July 3, 2012

Top 10 Investor Errors: Asset Allocation vs Stock Picking

Fourth of ten articles by Barry Ritholtz.

This is critical one, because it speaks directly to an aspect that needlessly turns off would-be retirement investors.

Asset allocation is simply where your money is invested across all markets: Stocks vs. bonds, foreign companies vs. domestic, large vs. small, gold and currencies vs. paper.

All of the investment advice I've ever read agrees that for long-haul investing (i.e. retirement), diversification is key. In other words, spreading the money around. Yet effective diversification used to require research: investors had to know where the could put their money before they decided where they should, which informed where they would.

Investment companies, in an effort to lure reluctant investors into the fold have since created targeted mutual funds incorporating a mix of assets in proportion to an investor's planned retirement year.
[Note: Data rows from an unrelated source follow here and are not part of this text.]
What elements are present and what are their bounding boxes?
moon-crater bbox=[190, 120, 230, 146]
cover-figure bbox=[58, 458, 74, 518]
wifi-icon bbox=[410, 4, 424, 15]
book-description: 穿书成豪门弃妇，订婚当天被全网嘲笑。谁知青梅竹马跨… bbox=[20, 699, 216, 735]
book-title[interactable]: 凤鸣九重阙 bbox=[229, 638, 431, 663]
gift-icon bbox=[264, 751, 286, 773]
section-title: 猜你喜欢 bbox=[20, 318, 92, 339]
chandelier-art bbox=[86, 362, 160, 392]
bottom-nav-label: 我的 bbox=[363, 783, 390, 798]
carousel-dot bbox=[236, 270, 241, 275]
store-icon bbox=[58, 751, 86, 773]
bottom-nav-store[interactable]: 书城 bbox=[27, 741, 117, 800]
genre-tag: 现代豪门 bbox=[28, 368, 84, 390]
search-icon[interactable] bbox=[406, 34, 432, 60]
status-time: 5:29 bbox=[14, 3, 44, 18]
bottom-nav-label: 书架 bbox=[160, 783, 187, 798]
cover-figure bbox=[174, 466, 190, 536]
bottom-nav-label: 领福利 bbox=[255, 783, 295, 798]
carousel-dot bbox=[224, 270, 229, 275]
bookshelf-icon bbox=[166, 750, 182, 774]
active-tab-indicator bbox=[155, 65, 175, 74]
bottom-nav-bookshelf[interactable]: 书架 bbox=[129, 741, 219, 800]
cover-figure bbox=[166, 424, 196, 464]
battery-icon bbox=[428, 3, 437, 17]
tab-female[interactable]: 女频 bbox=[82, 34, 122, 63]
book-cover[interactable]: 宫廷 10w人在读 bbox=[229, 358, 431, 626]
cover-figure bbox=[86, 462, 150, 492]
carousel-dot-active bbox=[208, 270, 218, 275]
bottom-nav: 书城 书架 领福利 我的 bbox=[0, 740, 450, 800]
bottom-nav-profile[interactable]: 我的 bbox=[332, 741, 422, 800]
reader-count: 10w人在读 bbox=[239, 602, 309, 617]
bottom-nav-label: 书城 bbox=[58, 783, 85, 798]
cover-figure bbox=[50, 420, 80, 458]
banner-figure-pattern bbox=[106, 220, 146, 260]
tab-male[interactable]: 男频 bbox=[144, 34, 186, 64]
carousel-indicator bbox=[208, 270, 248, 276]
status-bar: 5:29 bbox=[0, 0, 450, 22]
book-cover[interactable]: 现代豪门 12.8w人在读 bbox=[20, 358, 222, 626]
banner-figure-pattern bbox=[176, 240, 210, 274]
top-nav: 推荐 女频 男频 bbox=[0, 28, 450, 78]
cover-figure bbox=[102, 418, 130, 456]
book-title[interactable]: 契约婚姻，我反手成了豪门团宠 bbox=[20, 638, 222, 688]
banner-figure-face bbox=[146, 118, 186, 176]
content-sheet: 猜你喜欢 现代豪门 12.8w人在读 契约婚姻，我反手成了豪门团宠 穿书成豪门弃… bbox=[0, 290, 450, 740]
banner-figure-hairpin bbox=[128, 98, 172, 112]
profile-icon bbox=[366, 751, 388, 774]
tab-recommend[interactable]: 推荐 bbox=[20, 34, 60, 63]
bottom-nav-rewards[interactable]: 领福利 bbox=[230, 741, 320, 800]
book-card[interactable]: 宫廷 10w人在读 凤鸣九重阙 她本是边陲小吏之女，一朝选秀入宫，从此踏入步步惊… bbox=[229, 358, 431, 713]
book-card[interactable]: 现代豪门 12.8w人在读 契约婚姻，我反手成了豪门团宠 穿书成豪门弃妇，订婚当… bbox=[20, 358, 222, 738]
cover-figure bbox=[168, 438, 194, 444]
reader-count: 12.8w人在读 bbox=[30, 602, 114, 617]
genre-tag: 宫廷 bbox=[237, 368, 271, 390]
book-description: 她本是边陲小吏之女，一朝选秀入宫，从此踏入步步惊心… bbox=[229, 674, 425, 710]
It's now common to find companies promoting families of funds named "retirement 2025," "retirement 2030," etc.

By simply depositing to a fund named for the year nearest the planned retirement date, an investor's funds are fully diversified across markets, sectors and classes. What's more, the fund manager periodically rebalances the mix of assets, drawing the fund more conservative as the retirement year approaches. It's legitimate hands-off investing, which can help protect the investor from one market's melt-down.